Certain places though have gotten the drinks right. My friend’s restaurant Kinnaree Gourmet Thai in Sukhumvit Soi 8 is one. They have drink menu that is quite thick and well tasted by the owners and their friends. The bartenders actually know what they’re doing. Well, at least the cocktails that Note served us were delicious and pretty much the only martini I had in Thailand that actually tastes like one. (Ask for their chocolate martini – vodka and creme de cocao serve in a glass swirled with chocolate syrup…yummmmy!)
Cry me a whiskey river
Limited selection of beer? Bubmling cocktails? What in the hell do Thai people drinks at the club?? Whiskey, of course.
What I call “Thai Party Pack”: a bottle of whiskey, a few bottles of cola, water, and soda, a bucket of ice, and a few glasses. You’ll enter typical Thai clubs and you’ll see more tables than bar stools.
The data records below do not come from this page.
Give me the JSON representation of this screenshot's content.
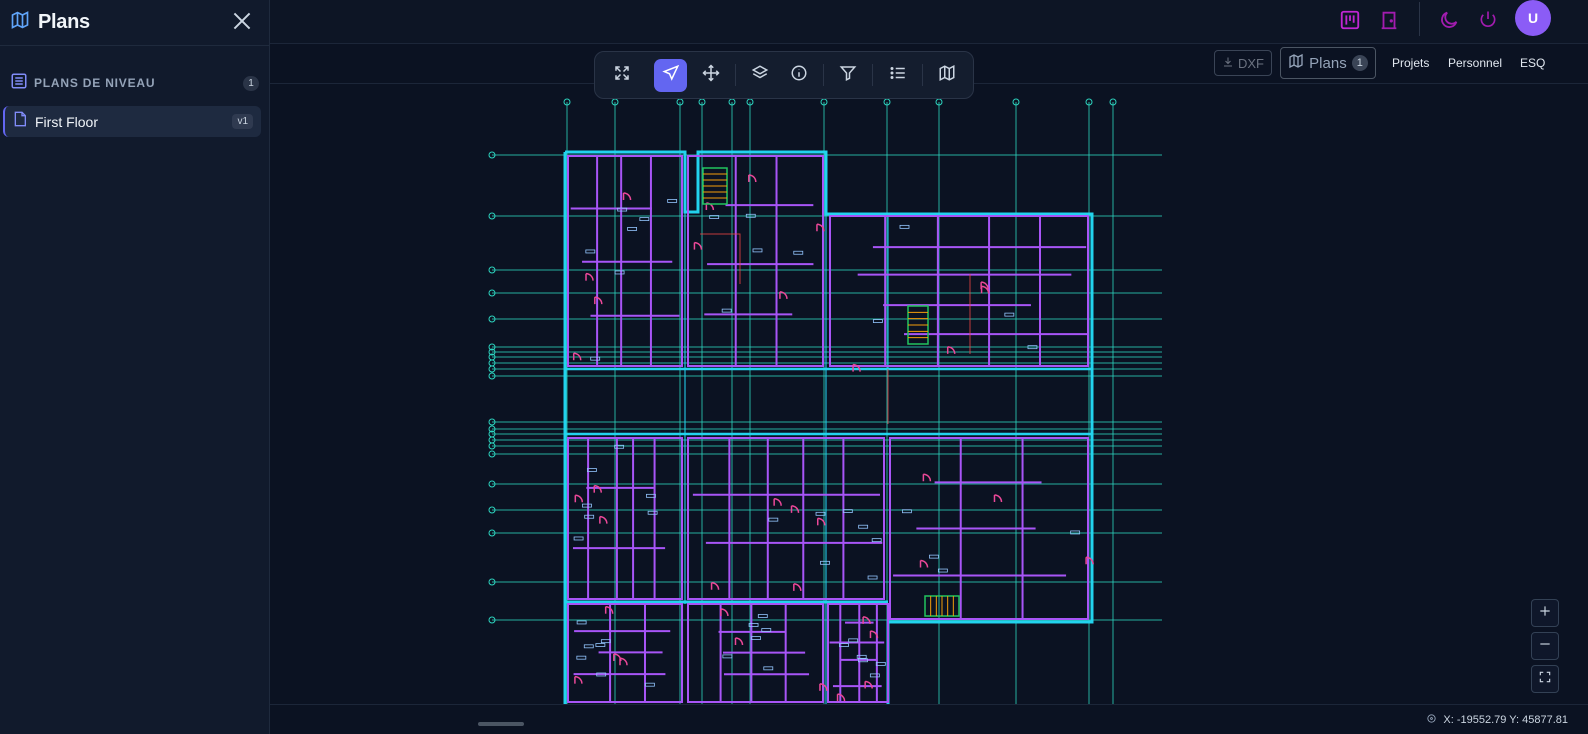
{
  "sidebar": {
    "title": "Plans",
    "section_label": "PLANS DE NIVEAU",
    "section_count": "1",
    "items": [
      {
        "label": "First Floor",
        "version": "v1"
      }
    ]
  },
  "topbar": {
    "avatar_initial": "U"
  },
  "subbar": {
    "dxf_label": "DXF",
    "plans_label": "Plans",
    "plans_count": "1",
    "links": [
      "Projets",
      "Personnel",
      "ESQ"
    ]
  },
  "toolbar": {
    "tools": [
      "fit-view",
      "select",
      "pan",
      "layers",
      "info",
      "filter",
      "list",
      "plans"
    ],
    "active_tool": "select"
  },
  "status": {
    "coords": "X: -19552.79 Y: 45877.81"
  },
  "colors": {
    "accent": "#6366f1",
    "wall_purple": "#a855f7",
    "wall_cyan": "#22d3ee",
    "grid_teal": "#2dd4bf",
    "door_pink": "#ec4899",
    "avatar": "#8b5cf6",
    "topbar_icon": "#c026d3"
  }
}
Folks park their Party Pack and position themselves around such table and dance the night away. Starting for the good taste on a budget of Johnny Walker Red Label. So, no dancing on the table. Not because of disrespect, but you won’t have room with all the mixers. Heh.
The more expensive the whiskey for the more expensive and exclusive clubs. Certain places would have you purchase a bottle of expensive whiskey as your admission. If you didn’t finish the bottle, they’d put your name on it and save it for you until next time.
For folks who don’t drink whiskey, your choice could be very limited depending on the club. The one I went to with my girlfriends on this trip had either Barcadi flavored malt beverages or, you guessed it, Heineken. Not about to sink THAT low, I grit my teeth and had Heineken.
That is all I can think up right now. I’m sure you guys have more to add. Feel free to comment!